My advice to young women? Enjoy your estrogen while you've got it. Really.

Until next time, 

Rebecca

*I've always thought Mae West said this, but the internet says not. 

February 3, 2026

Hoping Mechanisms

One day last week I let myself get buried by all the commentary blasting out from social media on the current events in our world. I felt desperate and sad and despairing and afraid, and I couldn't get to sleep that night. I vowed to not let that happen again, and so far this week I have not. Watching the news to stay in the loop is one thing. Absorbing all the ways in which celebrities and various social media regulars emotionally share their responses to it is quite another. I am not saying they don't have the perfect right to share their responses, it's just that I don't have to subscribe to all of it. The human body was not created to be a full-time disaster response machine. We need to be informed, yes, but we also need fresh air, we need healthy boundaries, we need creative outlets and meaningful pursuits, we need community, and we need, most of all, hope.

I remember during the first year of the Covid pandemic, someone wisely said that how you respond to crisis affects how your children will respond, so be calm and carry on. Answer their questions simply and honestly but don't dwell on the negative and don't freak out every time the news gets worse. Go to the trusted source for advice on how to cope. For me that was listening to Bonnie Henry calmly and compassionately deliver her updates. She never failed to help me feel under control and hopeful that we would all get through that trying time together. For anxious me with one teenager still living at home, staying visibly calm all the time was a tall order. I had to develop a routine of coping with my anxiety as I had also lost my job due to Covid. I went for long walks every day listening to a lot of Steve Martin and the Steep Canyon Rangers. I made healthy food for my family. I did little art projects. I reached out to family and friends. I watched the World War II-era mystery series Foyle's War from start to finish to remind myself that humanity had lived through tough times before and we would survive...well, most of us would. 

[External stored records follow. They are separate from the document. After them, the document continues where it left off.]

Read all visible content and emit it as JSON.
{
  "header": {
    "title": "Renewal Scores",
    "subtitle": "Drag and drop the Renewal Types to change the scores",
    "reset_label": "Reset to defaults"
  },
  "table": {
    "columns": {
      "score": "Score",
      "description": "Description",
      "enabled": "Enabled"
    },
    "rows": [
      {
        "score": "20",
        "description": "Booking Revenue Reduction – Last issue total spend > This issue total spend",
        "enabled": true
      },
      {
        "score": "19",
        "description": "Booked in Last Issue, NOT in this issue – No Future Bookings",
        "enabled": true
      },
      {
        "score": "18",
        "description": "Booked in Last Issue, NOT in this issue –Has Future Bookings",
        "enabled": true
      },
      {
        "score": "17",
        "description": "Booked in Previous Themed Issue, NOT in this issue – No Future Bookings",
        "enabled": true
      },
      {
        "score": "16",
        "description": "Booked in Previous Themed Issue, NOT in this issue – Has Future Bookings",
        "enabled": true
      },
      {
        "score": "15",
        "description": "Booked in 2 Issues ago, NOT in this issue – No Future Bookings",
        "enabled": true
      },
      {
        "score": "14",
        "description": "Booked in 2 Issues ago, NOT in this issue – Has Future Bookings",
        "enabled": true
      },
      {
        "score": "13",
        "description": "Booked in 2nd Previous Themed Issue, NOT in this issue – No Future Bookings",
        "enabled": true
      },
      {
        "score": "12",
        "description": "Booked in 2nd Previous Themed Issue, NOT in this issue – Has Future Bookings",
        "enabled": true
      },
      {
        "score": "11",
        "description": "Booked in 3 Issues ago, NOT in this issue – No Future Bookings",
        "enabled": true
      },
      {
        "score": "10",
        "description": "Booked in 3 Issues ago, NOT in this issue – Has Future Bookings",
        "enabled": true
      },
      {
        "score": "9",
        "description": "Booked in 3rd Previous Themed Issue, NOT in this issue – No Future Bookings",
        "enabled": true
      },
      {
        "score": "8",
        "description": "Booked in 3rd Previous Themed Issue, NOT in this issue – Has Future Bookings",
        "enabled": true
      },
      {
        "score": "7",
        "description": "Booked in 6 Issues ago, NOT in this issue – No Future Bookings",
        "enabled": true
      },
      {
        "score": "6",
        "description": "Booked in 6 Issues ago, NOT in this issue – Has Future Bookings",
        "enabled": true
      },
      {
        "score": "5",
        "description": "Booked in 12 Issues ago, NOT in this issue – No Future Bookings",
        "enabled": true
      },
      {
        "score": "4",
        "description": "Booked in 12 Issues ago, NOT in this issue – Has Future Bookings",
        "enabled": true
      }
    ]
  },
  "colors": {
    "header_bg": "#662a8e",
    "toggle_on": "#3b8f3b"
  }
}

The lessons of the Covid pandemic still apply in the bizarre world climate of today. Having access to 24/7 news and commentary doesn't mean we don't have the power to choose when and how much we absorb. We are all different. Some people can take a lot. My husband for one. He can get up in the morning and hit the internet on full blast. It doesn't seem to put him on the wrong foot for the day. I have to ease in with 'coffee and contemplation' as my brother-in-law Brent calls it, with some prayer to help me keep perspective, journal writing, Wordle and Connections puzzles. Then, I might look online for some funny content. I'm not ready for anything more serious until at least mid morning. At least one day per week I avoid social media altogether to concentrate on creative projects. I need that healthy boundary to remain hopeful and would argue that most of us do.

Years ago my eldest son came home from high school and said, "Hey Mom, do you want to hear the world's shortest poem? I heard it in English class today." "Sure" I said. "Okay, here it is" he said. 

Hope? Nope.

That was the poem. Although probably the honest feeling of the poet when they wrote it, flat out depressing. 

I prefer this one by Emily Dickinson:

“Hope” is the thing with feathers -

That perches in the soul -

And sings the tune without the words -

And never stops - at all -


And sweetest - in the Gale - is heard -

And sore must be the storm -

That could abash the little Bird

That kept so many warm -


I’ve heard it in the chillest land -

And on the strangest Sea -

Yet - never - in Extremity,

It asked a crumb - of me.


Hang on to your little bird, friends. We will get through this.